Thérapie génique de la surdité : la Chine et les États-Unis ouvrent une ère nouvelle
Deux avancées majeures, simultanées mais distinctes, viennent de bousculer le champ de la surdité héréditaire. D’un côté, une vaste étude chinoise publiée dans *Nature* démontre que 90 % des patients atteints de mutations du gène OTOF retrouvent une audition durable après un traitement génique expérimental, la moitié d’entre eux atteignant même des niveaux normaux après deux ans et demi. De l’autre, l’agence sanitaire américaine (FDA) a autorisé la commercialisation d’un premier médicament de thérapie génique, l’Otarimine, ciblant la même forme rare de surdité — celle qui touche une cinquantaine de nouveau-nés chaque année aux États-Unis. Ces deux événements, loin d’être redondants, dessinent les contours d’une révolution thérapeutique qui, pour la première fois, ne se contente pas de prothèses ou d’implants, mais répare la cause même du silence.
La portée de l’essai chinois est autant clinique qu’épidémiologique. Mené entre plusieurs centres hospitaliers du pays et coordonné par des chercheurs de la Harvard Medical School, il a inclus des enfants et des adultes porteurs de mutations du gène OTOF, lequel code une protéine indispensable à la transmission des signaux sonores de l’oreille interne vers le cerveau. Les gains les plus spectaculaires concernent les moins de 18 ans, dont l’audition s’est normalisée chez la moitié ; chez les adultes, l’amélioration, quoique plus modeste, reste significative. L’étude suggère que la plasticité cérébrale joue un rôle clé dans l’efficacité du traitement, une leçon qui orientera les protocoles futurs.
L’approbation américaine, quant à elle, marque un précédent réglementaire. L’Otarimine, développée par la biotech Regeneron, cible un sous-groupe très restreint — environ cinquante naissances par an aux États-Unis — mais ouvre la voie à des traitements similaires pour d’autres gènes impliqués dans la surdité. D’un point de vue géopolitique, la simultanéité des annonces révèle une compétition scientifique dans laquelle la Chine et les États-Unis investissent massivement, chacun avec ses atouts : la rapidité des essais cliniques en Chine, la puissance de validation réglementaire américaine. L’Europe, via l’EMA, suit de près, tandis que le Canada et la Belgique, où les systèmes de santé publique évaluent le rapport coût-efficacité, pourraient servir de terrains d’expérimentation pour des remboursements conditionnels. En Afrique subsaharienne, où la surdité génétique est moins documentée mais où le fardeau des handicaps auditifs est élevé, l’accès à ces thérapies reste un horizon lointain, tributaire de transferts de technologies et de baisses de prix.

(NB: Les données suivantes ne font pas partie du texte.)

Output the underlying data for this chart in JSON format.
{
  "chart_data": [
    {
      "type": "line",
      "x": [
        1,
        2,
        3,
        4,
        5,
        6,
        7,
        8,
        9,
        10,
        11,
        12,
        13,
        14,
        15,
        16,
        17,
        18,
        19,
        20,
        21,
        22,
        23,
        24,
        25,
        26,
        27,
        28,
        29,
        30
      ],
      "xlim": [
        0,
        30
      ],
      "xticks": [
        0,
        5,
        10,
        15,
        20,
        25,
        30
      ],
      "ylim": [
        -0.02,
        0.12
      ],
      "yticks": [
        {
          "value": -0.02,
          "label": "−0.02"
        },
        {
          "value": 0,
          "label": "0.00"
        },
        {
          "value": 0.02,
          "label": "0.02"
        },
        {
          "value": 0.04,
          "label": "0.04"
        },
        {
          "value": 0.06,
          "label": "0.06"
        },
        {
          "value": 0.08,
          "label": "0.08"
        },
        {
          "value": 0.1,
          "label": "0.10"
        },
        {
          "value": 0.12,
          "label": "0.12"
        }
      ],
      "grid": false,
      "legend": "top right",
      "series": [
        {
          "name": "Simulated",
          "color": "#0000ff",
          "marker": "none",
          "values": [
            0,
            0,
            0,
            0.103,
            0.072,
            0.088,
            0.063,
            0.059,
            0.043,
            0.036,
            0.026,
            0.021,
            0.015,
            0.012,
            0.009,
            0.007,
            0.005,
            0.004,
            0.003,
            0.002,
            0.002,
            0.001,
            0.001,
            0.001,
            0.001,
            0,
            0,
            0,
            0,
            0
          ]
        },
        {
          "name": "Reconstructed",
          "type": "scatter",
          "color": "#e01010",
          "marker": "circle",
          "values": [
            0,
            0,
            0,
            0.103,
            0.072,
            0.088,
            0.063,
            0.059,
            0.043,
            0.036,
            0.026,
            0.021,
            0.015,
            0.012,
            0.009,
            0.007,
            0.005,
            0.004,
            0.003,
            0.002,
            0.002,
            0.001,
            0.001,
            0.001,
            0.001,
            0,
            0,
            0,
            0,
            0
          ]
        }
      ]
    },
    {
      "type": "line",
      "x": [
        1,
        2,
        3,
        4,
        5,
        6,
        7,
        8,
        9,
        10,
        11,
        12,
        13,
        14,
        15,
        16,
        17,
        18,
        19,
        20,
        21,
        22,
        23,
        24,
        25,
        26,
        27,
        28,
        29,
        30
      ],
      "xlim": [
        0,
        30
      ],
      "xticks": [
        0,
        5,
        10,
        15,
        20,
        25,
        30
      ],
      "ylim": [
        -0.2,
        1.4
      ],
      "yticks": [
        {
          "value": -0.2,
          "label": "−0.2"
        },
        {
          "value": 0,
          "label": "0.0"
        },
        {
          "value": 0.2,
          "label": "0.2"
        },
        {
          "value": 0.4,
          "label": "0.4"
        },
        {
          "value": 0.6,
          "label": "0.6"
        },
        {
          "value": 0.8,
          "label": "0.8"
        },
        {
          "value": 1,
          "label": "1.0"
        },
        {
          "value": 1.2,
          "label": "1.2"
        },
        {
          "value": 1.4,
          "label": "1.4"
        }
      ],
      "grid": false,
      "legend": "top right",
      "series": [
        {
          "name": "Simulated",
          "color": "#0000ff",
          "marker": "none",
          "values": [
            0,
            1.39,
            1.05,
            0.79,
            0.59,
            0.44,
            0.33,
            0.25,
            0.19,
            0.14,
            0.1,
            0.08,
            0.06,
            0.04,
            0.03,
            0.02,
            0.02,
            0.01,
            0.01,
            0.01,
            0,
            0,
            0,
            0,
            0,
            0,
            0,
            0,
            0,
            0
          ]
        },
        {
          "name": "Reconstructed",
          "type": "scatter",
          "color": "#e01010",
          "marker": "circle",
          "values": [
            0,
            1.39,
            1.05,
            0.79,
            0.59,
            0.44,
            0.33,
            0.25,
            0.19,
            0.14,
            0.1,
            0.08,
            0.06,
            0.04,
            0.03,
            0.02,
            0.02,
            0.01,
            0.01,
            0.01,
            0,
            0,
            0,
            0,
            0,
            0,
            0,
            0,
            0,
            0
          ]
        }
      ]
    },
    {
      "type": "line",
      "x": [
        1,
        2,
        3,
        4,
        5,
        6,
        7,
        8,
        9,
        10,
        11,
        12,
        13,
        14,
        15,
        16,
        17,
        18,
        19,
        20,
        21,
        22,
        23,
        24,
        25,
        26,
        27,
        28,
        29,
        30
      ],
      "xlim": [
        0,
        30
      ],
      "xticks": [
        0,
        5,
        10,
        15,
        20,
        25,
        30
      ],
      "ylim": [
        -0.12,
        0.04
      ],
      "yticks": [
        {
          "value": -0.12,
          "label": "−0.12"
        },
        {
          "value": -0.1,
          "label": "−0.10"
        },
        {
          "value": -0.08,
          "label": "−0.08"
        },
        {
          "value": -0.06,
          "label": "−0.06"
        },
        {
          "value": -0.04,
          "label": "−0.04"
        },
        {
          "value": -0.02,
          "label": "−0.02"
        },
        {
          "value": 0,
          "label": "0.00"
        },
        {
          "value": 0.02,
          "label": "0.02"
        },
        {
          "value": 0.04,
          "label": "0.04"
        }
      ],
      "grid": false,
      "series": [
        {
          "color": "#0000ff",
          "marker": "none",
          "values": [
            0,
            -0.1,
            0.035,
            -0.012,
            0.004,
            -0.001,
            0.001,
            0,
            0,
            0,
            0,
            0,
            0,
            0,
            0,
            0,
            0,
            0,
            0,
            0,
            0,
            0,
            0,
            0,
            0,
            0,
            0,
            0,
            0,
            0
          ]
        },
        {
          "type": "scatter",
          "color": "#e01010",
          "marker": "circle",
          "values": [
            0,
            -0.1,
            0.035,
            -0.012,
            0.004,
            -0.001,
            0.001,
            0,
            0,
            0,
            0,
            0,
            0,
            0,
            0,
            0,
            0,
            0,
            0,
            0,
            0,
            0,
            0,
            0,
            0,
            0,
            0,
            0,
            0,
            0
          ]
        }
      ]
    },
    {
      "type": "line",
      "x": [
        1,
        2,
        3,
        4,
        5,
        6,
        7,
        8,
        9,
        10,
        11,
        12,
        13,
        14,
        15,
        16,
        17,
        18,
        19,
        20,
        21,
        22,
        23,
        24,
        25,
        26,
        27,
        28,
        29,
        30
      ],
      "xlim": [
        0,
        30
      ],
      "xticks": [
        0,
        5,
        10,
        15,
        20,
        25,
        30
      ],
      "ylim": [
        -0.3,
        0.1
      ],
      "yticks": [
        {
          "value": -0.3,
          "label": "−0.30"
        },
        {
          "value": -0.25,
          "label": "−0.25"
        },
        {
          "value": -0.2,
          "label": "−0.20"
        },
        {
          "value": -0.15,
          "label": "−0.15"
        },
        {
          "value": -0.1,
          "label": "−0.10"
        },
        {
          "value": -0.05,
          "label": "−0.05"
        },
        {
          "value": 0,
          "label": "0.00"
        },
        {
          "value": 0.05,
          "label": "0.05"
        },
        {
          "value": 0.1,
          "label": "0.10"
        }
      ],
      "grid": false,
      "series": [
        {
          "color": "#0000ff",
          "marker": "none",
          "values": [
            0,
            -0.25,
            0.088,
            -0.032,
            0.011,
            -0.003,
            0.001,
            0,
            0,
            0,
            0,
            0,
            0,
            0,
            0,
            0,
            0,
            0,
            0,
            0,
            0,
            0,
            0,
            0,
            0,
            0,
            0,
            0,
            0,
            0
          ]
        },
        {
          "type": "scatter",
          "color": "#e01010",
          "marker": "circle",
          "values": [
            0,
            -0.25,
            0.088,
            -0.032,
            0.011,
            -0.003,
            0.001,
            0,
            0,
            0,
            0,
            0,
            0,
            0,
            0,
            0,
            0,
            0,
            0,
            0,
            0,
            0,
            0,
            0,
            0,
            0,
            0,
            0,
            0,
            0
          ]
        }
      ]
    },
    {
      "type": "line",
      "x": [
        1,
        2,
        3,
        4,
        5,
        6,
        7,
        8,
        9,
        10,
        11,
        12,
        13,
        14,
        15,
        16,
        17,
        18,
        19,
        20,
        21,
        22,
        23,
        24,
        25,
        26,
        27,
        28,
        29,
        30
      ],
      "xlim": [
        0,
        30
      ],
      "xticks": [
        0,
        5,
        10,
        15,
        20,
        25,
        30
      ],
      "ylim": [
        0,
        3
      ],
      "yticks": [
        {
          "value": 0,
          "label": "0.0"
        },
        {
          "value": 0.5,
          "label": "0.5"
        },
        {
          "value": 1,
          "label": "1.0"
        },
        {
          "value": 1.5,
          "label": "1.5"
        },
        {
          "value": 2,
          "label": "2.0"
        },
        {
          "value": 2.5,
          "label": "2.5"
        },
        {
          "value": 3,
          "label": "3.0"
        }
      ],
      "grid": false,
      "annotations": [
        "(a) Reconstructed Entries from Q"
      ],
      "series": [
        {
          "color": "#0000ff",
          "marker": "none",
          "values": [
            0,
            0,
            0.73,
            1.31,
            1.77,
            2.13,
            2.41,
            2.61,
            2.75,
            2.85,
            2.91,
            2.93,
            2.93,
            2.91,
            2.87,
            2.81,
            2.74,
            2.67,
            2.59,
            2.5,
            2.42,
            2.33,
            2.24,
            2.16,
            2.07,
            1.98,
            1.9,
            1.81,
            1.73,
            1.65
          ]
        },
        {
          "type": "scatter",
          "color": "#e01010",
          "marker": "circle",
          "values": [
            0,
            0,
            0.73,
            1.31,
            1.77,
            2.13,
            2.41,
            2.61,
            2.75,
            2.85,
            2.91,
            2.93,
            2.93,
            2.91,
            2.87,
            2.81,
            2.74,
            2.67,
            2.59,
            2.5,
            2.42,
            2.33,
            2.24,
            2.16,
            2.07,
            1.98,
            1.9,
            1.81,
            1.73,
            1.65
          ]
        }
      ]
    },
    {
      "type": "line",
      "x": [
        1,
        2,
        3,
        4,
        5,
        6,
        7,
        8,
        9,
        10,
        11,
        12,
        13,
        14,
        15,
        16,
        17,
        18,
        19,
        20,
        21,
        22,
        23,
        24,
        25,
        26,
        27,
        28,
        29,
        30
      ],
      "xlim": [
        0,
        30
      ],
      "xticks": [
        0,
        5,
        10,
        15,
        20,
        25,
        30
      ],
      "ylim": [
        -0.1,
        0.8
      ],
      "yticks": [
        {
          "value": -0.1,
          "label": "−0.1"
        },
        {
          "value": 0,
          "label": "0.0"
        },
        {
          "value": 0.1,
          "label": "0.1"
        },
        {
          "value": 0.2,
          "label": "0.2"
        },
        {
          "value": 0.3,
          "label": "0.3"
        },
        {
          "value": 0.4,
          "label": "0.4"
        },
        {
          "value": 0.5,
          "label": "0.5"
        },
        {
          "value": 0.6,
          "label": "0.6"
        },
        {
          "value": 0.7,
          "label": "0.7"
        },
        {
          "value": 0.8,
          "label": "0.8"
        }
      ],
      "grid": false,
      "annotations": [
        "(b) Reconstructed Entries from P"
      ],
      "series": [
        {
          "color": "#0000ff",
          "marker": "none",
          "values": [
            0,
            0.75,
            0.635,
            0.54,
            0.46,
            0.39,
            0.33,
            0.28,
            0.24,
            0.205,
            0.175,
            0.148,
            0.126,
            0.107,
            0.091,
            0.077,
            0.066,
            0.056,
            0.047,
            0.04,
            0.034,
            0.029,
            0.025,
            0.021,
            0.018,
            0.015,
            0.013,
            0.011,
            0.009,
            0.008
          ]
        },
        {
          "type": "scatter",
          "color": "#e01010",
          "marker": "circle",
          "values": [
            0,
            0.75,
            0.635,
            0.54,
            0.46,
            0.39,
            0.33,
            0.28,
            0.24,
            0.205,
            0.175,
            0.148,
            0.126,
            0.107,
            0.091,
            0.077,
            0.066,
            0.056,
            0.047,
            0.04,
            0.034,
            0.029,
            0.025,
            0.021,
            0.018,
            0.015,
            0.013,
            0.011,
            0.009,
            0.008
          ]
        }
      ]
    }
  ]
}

Au-delà des chiffres prometteurs, ces résultats posent des jalons pour une médecine de précision de l’audition. Le gène OTOF n’est qu’un des quelque deux cents gènes dont les mutations provoquent une surdité congénitale ; d’autres cibles, comme GJB2 ou STRC, sont déjà dans les laboratoires. Mais la durabilité des effets observés — plus de deux ans sans dégradation — et la sécurité du vecteur viral rassurent quant à la viabilité à long terme de ces approches. Restent des inconnues : le coût probablement très élevé de ces traitements, la nécessité de les administrer tôt dans l’enfance, et la question éthique d’une « correction » génétique qui, si elle devient routinière, pourrait redéfinir ce que signifie entendre. La sourdine n’est plus une fatalité, mais son effacement soulève autant d’espoirs que de questions.